Prof. Siegfried Hecker of Stanford University told CNN his conclusion is based on his study of recent satellite images and other research, and what he saw when he was invited by North Korea to visit its Yongbyon nuclear power plant in 2010 to see its secret uranium enrichment program.
“When I saw the sophistication and scale of that uranium enrichment facility at Yongbyon in a building that I had been in before that housed something totally different, it was clear that they started the program long before the time that they had said, which was April 2009. So my conclusion was, they had to have another site someplace else,” said Hecker.
The Stanford University scientist visited Yongbyon in November, 2010, and reported that he saw a facility that housed 2,000 centrifuges and was producing low-enriched uranium. It could, however, he wrote then, “be readily converted to produce highly-enriched uranium (HEU) bomb fuel.”
Hecker, an emeritus director of Los Alamos National Laboratory, also estimated that North Korea has between four and eight plutonium bombs, each of which could do damage similiar to that of the atomic bomb dropped on Nagasaki in Japan at the end of World War II.
He is in South Korea attending international nuclear conferences ahead of the Seoul Nuclear Security Summit next week.

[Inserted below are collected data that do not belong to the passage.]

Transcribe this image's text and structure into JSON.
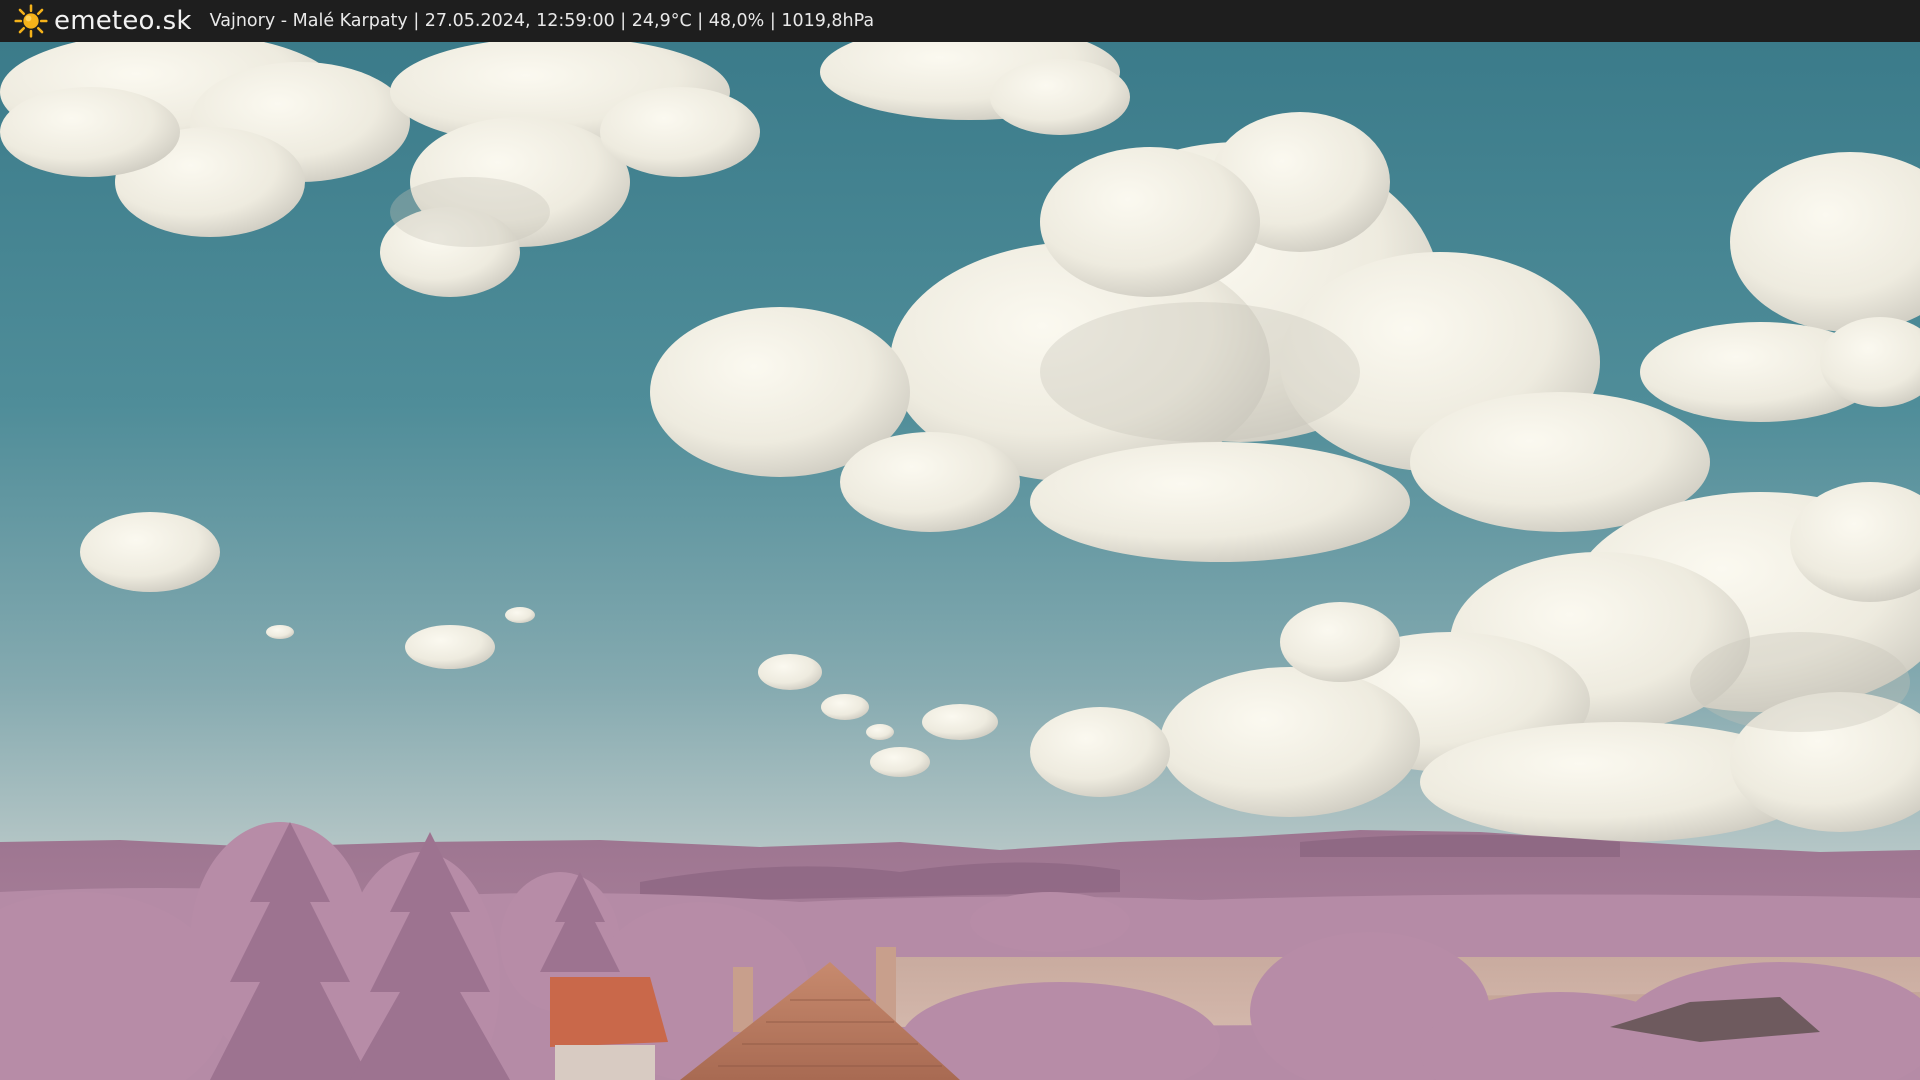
{
  "header": {
    "brand": "emeteo.sk",
    "brand_icon": "sun-icon",
    "caption": "Vajnory - Malé Karpaty | 27.05.2024, 12:59:00 | 24,9°C | 48,0% | 1019,8hPa"
  },
  "colors": {
    "bar_background": "#1e1e1e",
    "sun": "#f5b21a",
    "sky_top": "#3f7f8d",
    "sky_horizon": "#b9c9c9",
    "cloud": "#f2f0e6",
    "foliage": "#b98aa6",
    "hills": "#9a6f8b",
    "roof": "#c96a4b"
  }
}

North Korea, although not officially on the agenda, will be discussed in bilateral meetings at the summit, which will be attended by more than 50 heads of state, including U.S. President Barack Obama.

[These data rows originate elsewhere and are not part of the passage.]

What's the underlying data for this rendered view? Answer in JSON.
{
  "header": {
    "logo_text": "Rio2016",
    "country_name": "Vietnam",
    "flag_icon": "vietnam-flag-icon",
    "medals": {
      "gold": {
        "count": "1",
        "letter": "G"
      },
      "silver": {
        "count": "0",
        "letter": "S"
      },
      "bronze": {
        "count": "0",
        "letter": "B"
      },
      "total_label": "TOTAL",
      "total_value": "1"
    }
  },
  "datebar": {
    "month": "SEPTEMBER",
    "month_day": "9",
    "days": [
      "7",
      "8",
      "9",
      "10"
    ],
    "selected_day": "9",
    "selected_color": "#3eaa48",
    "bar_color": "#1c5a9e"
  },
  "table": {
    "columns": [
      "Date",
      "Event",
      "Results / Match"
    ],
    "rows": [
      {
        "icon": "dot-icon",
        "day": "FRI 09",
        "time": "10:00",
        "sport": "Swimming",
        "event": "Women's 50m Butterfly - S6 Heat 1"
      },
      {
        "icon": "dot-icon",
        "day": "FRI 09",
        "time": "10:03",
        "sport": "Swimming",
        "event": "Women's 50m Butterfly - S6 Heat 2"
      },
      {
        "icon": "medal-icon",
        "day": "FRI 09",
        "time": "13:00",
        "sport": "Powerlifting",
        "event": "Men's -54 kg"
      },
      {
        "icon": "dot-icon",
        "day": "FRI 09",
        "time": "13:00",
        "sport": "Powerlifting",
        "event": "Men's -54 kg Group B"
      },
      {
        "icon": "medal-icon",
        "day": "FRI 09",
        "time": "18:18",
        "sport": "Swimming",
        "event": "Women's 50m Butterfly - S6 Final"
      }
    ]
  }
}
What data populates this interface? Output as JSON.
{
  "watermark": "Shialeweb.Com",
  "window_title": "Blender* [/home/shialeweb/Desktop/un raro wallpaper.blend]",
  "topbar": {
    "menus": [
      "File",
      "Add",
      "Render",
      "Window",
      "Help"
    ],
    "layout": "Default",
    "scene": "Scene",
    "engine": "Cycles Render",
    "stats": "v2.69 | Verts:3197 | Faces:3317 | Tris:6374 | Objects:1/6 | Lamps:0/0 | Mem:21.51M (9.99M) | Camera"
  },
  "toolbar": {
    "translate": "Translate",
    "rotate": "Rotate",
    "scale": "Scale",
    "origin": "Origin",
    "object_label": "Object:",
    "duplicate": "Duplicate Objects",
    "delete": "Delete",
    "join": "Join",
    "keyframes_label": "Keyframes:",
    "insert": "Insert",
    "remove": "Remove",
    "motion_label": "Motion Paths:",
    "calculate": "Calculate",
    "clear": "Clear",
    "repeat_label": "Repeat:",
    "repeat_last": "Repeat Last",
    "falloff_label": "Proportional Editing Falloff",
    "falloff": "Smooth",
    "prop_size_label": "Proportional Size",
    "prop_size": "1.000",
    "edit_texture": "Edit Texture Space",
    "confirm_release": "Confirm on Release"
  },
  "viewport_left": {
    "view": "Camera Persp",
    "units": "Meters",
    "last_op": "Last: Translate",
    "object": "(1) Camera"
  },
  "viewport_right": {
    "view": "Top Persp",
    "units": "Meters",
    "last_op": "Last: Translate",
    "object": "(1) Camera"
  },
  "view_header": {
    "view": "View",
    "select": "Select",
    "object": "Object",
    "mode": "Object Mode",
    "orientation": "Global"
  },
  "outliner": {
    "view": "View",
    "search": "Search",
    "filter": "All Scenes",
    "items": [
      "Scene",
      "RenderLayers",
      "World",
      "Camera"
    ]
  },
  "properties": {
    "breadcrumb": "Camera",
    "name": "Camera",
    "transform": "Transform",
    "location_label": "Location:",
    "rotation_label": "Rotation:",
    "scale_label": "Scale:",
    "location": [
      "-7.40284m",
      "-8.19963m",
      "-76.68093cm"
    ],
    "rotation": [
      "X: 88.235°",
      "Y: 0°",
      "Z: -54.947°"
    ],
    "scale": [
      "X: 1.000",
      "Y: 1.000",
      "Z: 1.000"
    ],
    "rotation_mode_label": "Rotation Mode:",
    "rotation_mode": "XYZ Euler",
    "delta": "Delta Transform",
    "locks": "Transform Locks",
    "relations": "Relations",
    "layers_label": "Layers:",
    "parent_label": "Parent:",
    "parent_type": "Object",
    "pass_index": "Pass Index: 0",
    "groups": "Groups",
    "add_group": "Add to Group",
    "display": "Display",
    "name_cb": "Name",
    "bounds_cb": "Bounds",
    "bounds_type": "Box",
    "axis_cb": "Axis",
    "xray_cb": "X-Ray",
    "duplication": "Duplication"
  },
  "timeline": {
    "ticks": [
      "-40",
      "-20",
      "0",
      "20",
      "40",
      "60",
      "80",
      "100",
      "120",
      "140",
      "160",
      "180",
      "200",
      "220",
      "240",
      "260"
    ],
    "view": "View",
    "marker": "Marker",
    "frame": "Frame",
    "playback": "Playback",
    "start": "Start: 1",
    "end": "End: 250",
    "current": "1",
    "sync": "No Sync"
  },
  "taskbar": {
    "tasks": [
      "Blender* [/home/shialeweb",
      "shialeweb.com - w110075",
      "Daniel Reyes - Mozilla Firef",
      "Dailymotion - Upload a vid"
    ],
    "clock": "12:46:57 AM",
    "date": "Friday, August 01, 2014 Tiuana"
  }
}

Hecker’s assessment comes just weeks after the United States agreed to a deal with North Korea in which Pyongyang would allow United Nations weapons inspectors back into the country in exchange for food aid. North Korea ejected inspectors from the U.N.’s International Atomic Energy Agency from its Yongbyon nuclear complex in April 2009, about a month before it conducted its second nuclear weapons test.

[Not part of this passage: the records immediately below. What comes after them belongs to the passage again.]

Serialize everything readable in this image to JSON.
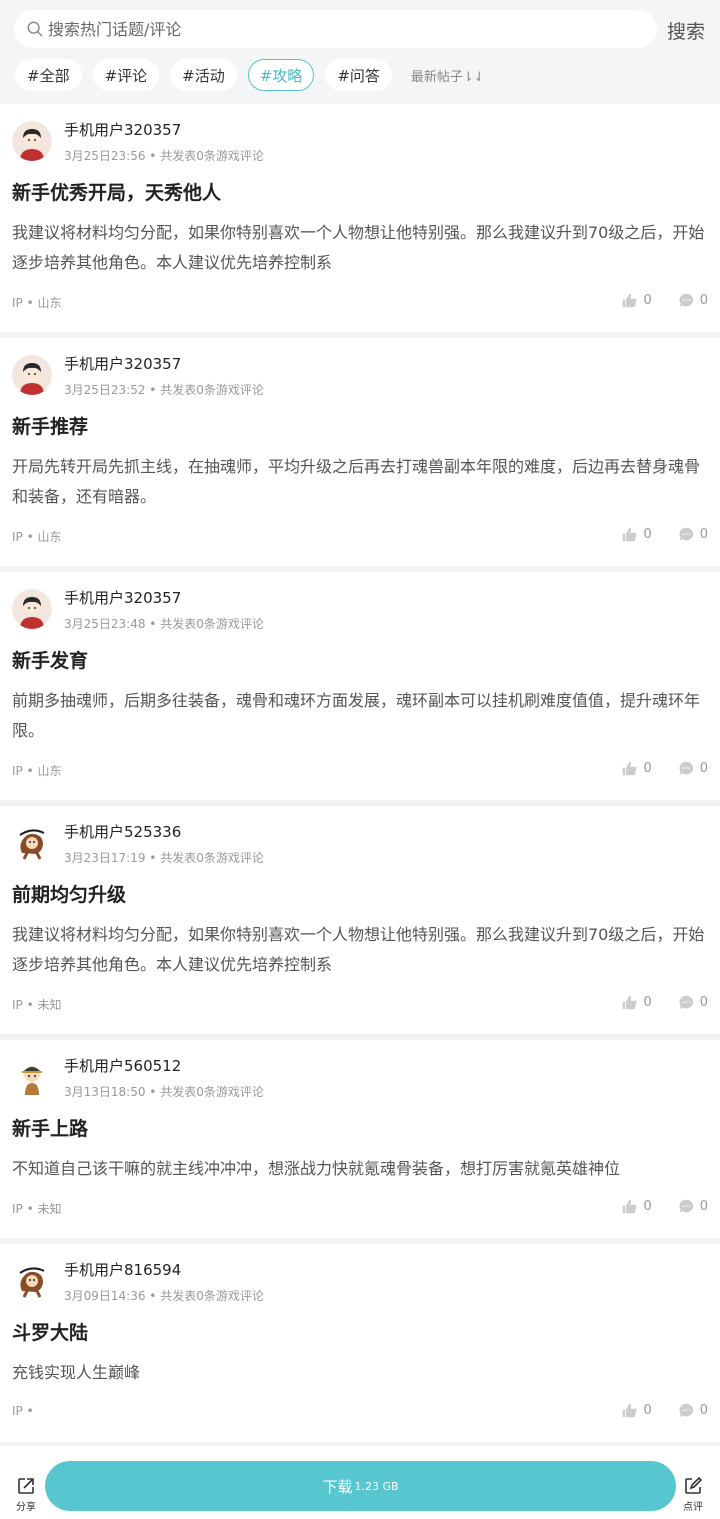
{
  "search": {
    "placeholder": "搜索热门话题/评论",
    "button_label": "搜索"
  },
  "tags": [
    {
      "label": "#全部",
      "active": false
    },
    {
      "label": "#评论",
      "active": false
    },
    {
      "label": "#活动",
      "active": false
    },
    {
      "label": "#攻略",
      "active": true
    },
    {
      "label": "#问答",
      "active": false
    }
  ],
  "sort_label": "最新帖子⇂⇃",
  "accent_color": "#58c6ce",
  "posts": [
    {
      "avatar": "boy-avatar-icon",
      "username": "手机用户320357",
      "meta": "3月25日23:56 • 共发表0条游戏评论",
      "title": "新手优秀开局，天秀他人",
      "content": "我建议将材料均匀分配，如果你特别喜欢一个人物想让他特别强。那么我建议升到70级之后，开始逐步培养其他角色。本人建议优先培养控制系",
      "ip": "IP • 山东",
      "likes": "0",
      "comments": "0"
    },
    {
      "avatar": "boy-avatar-icon",
      "username": "手机用户320357",
      "meta": "3月25日23:52 • 共发表0条游戏评论",
      "title": "新手推荐",
      "content": "开局先转开局先抓主线，在抽魂师，平均升级之后再去打魂兽副本年限的难度，后边再去替身魂骨和装备，还有暗器。",
      "ip": "IP • 山东",
      "likes": "0",
      "comments": "0"
    },
    {
      "avatar": "boy-avatar-icon",
      "username": "手机用户320357",
      "meta": "3月25日23:48 • 共发表0条游戏评论",
      "title": "新手发育",
      "content": "前期多抽魂师，后期多往装备，魂骨和魂环方面发展，魂环副本可以挂机刷难度值值，提升魂环年限。",
      "ip": "IP • 山东",
      "likes": "0",
      "comments": "0"
    },
    {
      "avatar": "monkey-avatar-icon",
      "username": "手机用户525336",
      "meta": "3月23日17:19 • 共发表0条游戏评论",
      "title": "前期均匀升级",
      "content": "我建议将材料均匀分配，如果你特别喜欢一个人物想让他特别强。那么我建议升到70级之后，开始逐步培养其他角色。本人建议优先培养控制系",
      "ip": "IP • 未知",
      "likes": "0",
      "comments": "0"
    },
    {
      "avatar": "ninja-avatar-icon",
      "username": "手机用户560512",
      "meta": "3月13日18:50 • 共发表0条游戏评论",
      "title": "新手上路",
      "content": "不知道自己该干嘛的就主线冲冲冲，想涨战力快就氪魂骨装备，想打厉害就氪英雄神位",
      "ip": "IP • 未知",
      "likes": "0",
      "comments": "0"
    },
    {
      "avatar": "monkey-avatar-icon",
      "username": "手机用户816594",
      "meta": "3月09日14:36 • 共发表0条游戏评论",
      "title": "斗罗大陆",
      "content": "充钱实现人生巅峰",
      "ip": "IP •",
      "likes": "0",
      "comments": "0"
    }
  ],
  "bottom": {
    "share_label": "分享",
    "download_label": "下载",
    "download_size": "1.23 GB",
    "review_label": "点评"
  }
}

However, per the new agreement, the inspectors will only have access to the sites to which North Korea has admitted having, not the ones Hecker suspects are still undisclosed.
As part of the deal, Pyongyang also agreed to refrain from nuclear tests and long-range missile tests, but just last week announced it would launch a rocket with a satellite attached in mid-April.
“I wasn’t so surprised that they would do a space launch,” said Hecker, who is also the co-director of the Center for International Security and Cooperation. “What I was surprised at is, first of all they even agreed to a missile moratorium but then immediately turned around to say, ‘We’re doing this space launch’ and quite frankly, that makes a mockery of the agreement.”
North Korea says it has a right to a peaceful space program and invited international space experts and journalists to witness the launch, the state-run Korean Central News Agency said last week. The satellite would be sent into orbit in mid-April to mark the 100th anniversary of the birth of Kim Il Sung, North Korea’s founder and current leader Kim Jong Un’s grandfather.